C’était qui cet Oncle ? Le frère de ma mère . IL a déserté. Parti avant la guerre (de 14-18) , il ne s’est pas présenté à la mobilisation. Déserteur, il ne pouvait plus rentrer en France . Il paraît qu’il tenait un magasin de cycles qui marchait bien. Il devait avoir de quoi, il envoyait quelquefois de l’argent à ma mère ( elle était veuve avec deux enfants). Il avait même proposé que ma mère y envoie mon frère Simon, mais tu penses, ma mère, se séparer de son fils. Si loin ! Il aurait payé le billet. A pépé et à moi il l’a proposé aussi.

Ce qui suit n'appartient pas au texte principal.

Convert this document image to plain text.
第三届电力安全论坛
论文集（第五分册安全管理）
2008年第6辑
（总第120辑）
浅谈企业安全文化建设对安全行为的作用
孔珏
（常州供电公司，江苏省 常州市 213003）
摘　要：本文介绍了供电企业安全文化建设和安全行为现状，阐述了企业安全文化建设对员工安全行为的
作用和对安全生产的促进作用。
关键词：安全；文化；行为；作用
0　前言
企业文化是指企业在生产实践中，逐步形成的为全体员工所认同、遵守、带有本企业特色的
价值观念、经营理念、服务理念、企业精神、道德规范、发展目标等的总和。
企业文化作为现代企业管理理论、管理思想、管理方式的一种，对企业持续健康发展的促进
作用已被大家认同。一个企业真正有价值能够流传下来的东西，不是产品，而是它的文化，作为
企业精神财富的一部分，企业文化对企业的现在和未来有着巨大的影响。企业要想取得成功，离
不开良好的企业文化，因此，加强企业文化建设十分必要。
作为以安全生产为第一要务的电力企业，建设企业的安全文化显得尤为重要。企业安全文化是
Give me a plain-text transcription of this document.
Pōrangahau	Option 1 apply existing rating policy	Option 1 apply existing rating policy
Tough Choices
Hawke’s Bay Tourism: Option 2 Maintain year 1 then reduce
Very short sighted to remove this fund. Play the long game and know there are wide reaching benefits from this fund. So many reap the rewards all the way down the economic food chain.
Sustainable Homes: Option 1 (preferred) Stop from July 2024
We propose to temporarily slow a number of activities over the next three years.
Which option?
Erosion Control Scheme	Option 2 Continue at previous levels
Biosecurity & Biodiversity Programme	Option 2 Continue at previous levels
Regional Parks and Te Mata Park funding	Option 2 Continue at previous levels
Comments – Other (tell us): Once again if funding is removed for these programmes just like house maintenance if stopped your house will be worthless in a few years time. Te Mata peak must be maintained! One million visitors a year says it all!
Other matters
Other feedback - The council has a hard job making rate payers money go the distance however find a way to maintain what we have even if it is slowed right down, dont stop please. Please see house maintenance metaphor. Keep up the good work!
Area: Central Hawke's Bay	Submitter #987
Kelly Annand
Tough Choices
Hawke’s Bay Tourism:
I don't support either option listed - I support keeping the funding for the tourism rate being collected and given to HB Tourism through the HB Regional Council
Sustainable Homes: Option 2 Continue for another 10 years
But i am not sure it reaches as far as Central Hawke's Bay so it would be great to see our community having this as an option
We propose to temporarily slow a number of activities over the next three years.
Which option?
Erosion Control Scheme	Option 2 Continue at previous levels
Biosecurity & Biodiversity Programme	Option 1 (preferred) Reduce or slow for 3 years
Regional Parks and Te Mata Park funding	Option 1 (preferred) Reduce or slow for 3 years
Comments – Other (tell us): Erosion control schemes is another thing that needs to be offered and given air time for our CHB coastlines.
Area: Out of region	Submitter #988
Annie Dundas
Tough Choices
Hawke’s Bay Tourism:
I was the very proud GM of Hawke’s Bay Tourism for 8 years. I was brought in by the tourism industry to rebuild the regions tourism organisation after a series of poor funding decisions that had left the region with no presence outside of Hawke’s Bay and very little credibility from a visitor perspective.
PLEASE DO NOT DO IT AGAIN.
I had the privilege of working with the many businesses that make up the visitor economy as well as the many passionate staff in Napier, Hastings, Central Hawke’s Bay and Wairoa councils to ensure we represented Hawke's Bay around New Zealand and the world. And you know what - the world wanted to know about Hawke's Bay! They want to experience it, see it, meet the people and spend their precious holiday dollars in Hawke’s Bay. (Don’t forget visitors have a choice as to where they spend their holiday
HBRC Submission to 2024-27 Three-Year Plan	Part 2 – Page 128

On s’était même renseignés pour les billets qu’il promettait de payer. Mais il n’a jamais donné suite… Tu penses, ça faisait un gros montant quatre billets. Il écrivait, mais il était malade, il a dû mourir ensuite. Jean Baccelieri .
Autrefois j’achetais « nous Deux ». Un jour ils proposaient de retrouver les gens perdus de vue. J’ai écrit. Ils m’ont dit qu’il avait pris la nationalité américaine et qu’on ne pouvait , pour cette raison, rien entreprendre, rien savoir. Et ça s’est arrêté là. J’ai encore l’adresse.
Ma mère s’appelait Félicité. Félicité Baccelieri ; Elle avait un autre frère, Joseph. Il habitait Marseille et travaillait pour le PLM, avant on disait le « P-elle-aime » : Paris –Lyon-Marseille … Mais il est mort jeune. Malade. Quelle maladie ? Il était hydropique, il avait de l’eau dans le ventre, on lui faisait des ponctions. A quarante-huit ans. Voilà. Joseph.
Mémé, cette histoire je veux l’écrire. J’ai des photos, je ne te les ai jamais montrées ? Non. Tu sors la boîte, et la prochaine fois tu me les montres. J'entends sa voix qui vibre, émue malgré les années.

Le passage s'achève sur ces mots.